I have always loved this recipe, and even though it’s not strictly a festive recipe, I find Christmas is when I most often think of it and want to make it.
Along with Pavlova (you can find my Grandma’s recipe for that here), these shortbread were my favourite thing Grandma made. I recall making them with her as a child, and eating the glacé cherries before they even made it on to the biscuits!
I even remember the last time she ever made them for me. I had an afternoon tea for my 21st birthday and Grandma asked what she could bring. I initially said she didn’t need to bring anything, but I could tell she was a little disappointed at that response.
I then thought of these biscuits and called her back and asked her to make them for my birthday. I’m so glad I did, as even though that was a few years before she died, I don’t recall enjoying her shortbread again.

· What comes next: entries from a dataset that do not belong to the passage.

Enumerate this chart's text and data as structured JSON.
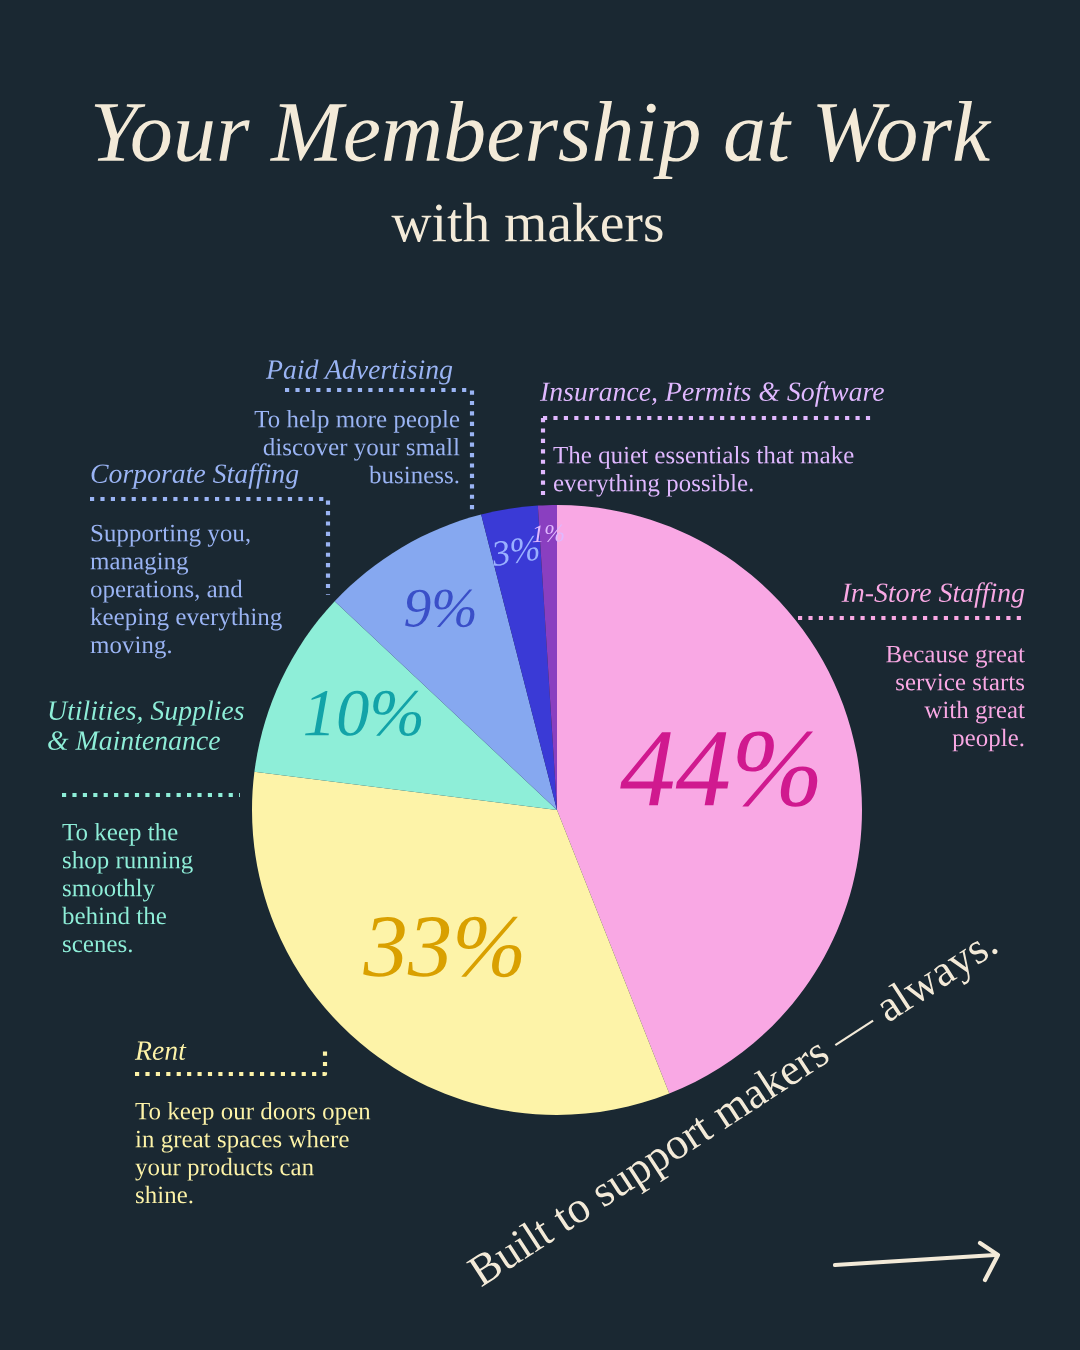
{
  "chart_data": {
    "type": "pie",
    "title": "Your Membership at Work",
    "subtitle": "with makers",
    "categories": [
      "In-Store Staffing",
      "Rent",
      "Utilities, Supplies & Maintenance",
      "Corporate Staffing",
      "Paid Advertising",
      "Insurance, Permits & Software"
    ],
    "values": [
      44,
      33,
      10,
      9,
      3,
      1
    ],
    "colors": [
      "#f9a8e4",
      "#fdf3a8",
      "#8eeed8",
      "#86a8f0",
      "#3a3ad6",
      "#8a3fc0"
    ],
    "value_labels": [
      "44%",
      "33%",
      "10%",
      "9%",
      "3%",
      "1%"
    ],
    "annotations": [
      "Because great service starts with great people.",
      "To keep our doors open in great spaces where your products can shine.",
      "To keep the shop running smoothly behind the scenes.",
      "Supporting you, managing operations, and keeping everything moving.",
      "To help more people discover your small business.",
      "The quiet essentials that make everything possible.",
      "Built to support makers — always."
    ]
  }
}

Now I make them, often at this time of year. I use the cutters she used, and the taste and smell of them reminds me of her. They are simple to make, yet super delicious. Even if you don’t have much time to bake over the holidays, give these a go as the few ingredients and little time needed culminate in the most comforting cheery biscuit.
If you like you can add the seeds of one vanilla bean or 1 tsp of vanilla extract or paste to the biscuit dough when you are mixing the butter and sugar together. I love using vanilla, but since my Grandma didn’t include it in her recipe I have left it out this time.

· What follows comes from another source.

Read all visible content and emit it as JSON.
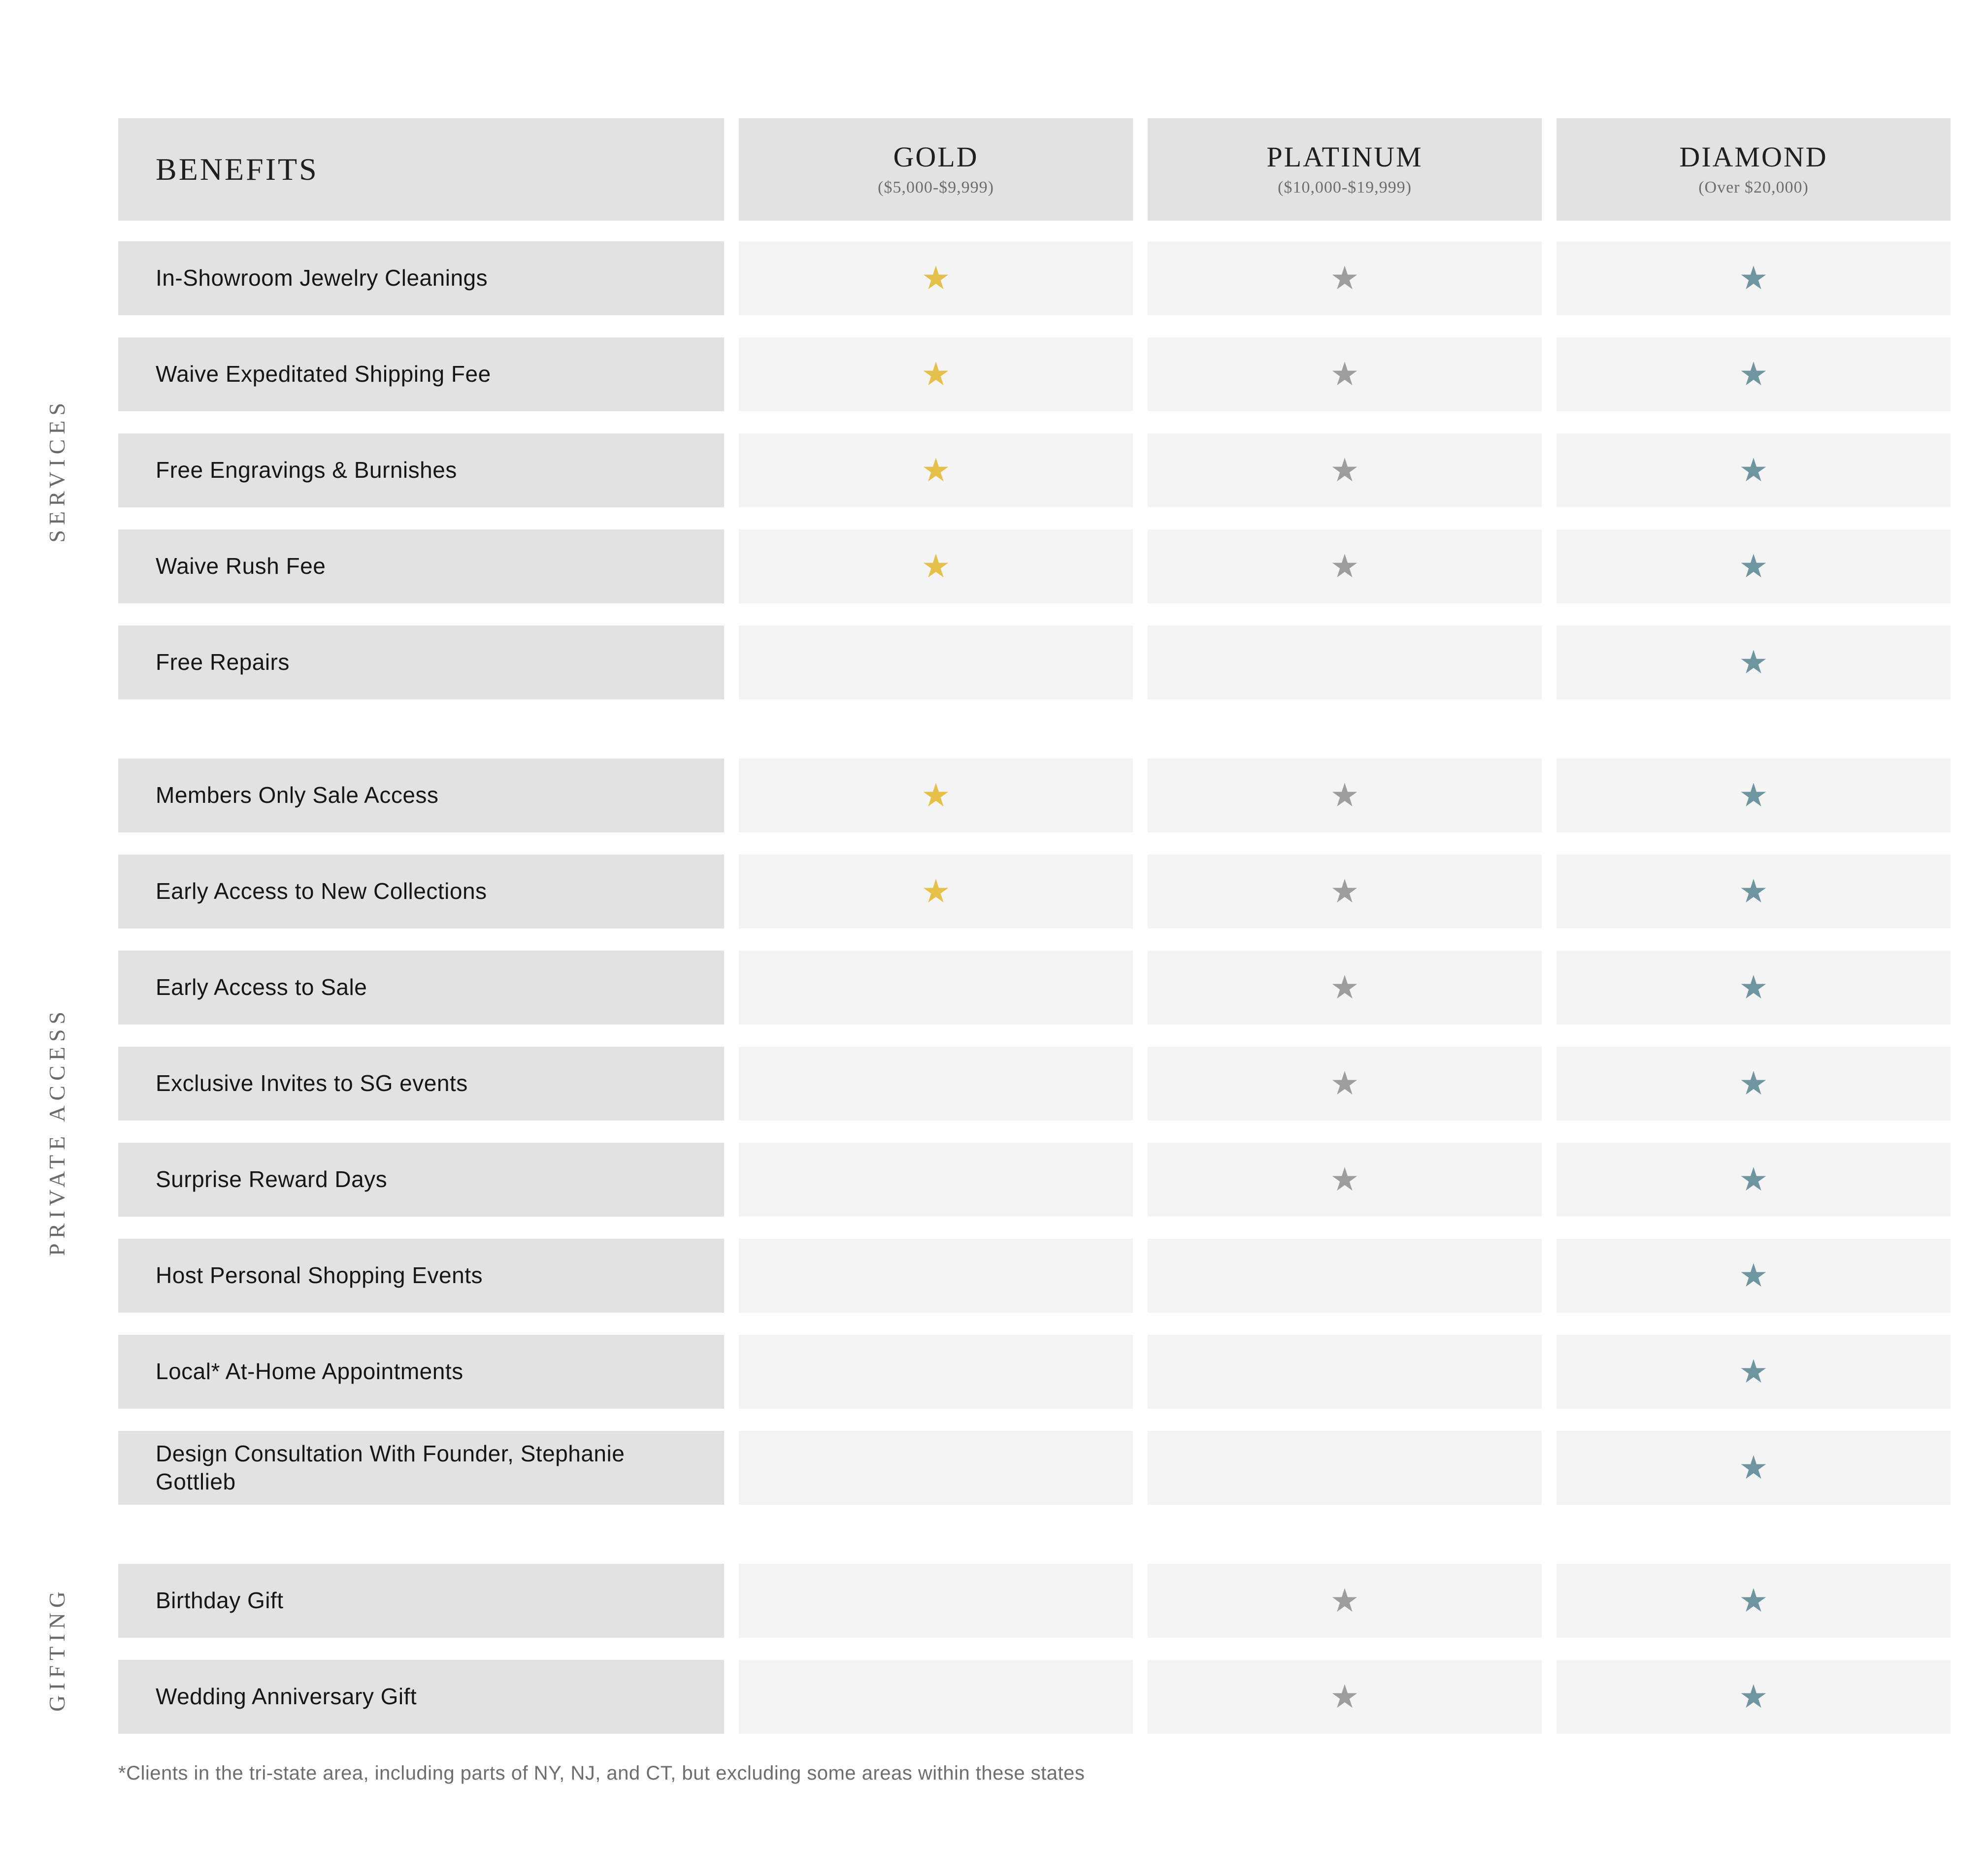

Christmas Shortbread Biscuits
Ingredients:
160g unsalted butter, softened (at room temp)
60g caster sugar
250g plain flour
14 red glacé cherries, approx.
Method:
Preheat oven to 150 degrees Celsius, and line two large baking trays with baking paper.
Place the butter and sugar in the bowl of the stand mixer and beat with the paddle attachment until well combined.
Add the flour and mix on low until a dough starts to form.
Lightly flour your work surface, and tip the dough out. Bring together with your hands then roll out with a rolling pin until it is about 2mm thick. Dust the top of the dough and the rolling pin with a little flour if the dough sticks to your rolling pin.
Cut out biscuits with a 6cm (approx.) biscuit cutter, and transfer to the prepared trays using a palette knife. Bring the scraps of dough together with your hands, roll out again and cut out more biscuits, repeat until the dough is all used up.
Cut the glacé cherries in half, and gently push half into the centre of each biscuit.
Bake for 15-20 minutes, turning the trays around halfway through to ensure even cooking.
The shortbread shouldn’t go very golden in the oven, they will be ready when the edges start to colour and if you gently check the underneath of one you can see it has cooked and is a little golden in colour.
Allow to cool on the trays or transfer to a wire rack.
Makes about 28 biscuits with a 6cm biscuit cutter, however it will depend on the size of the cutter you use.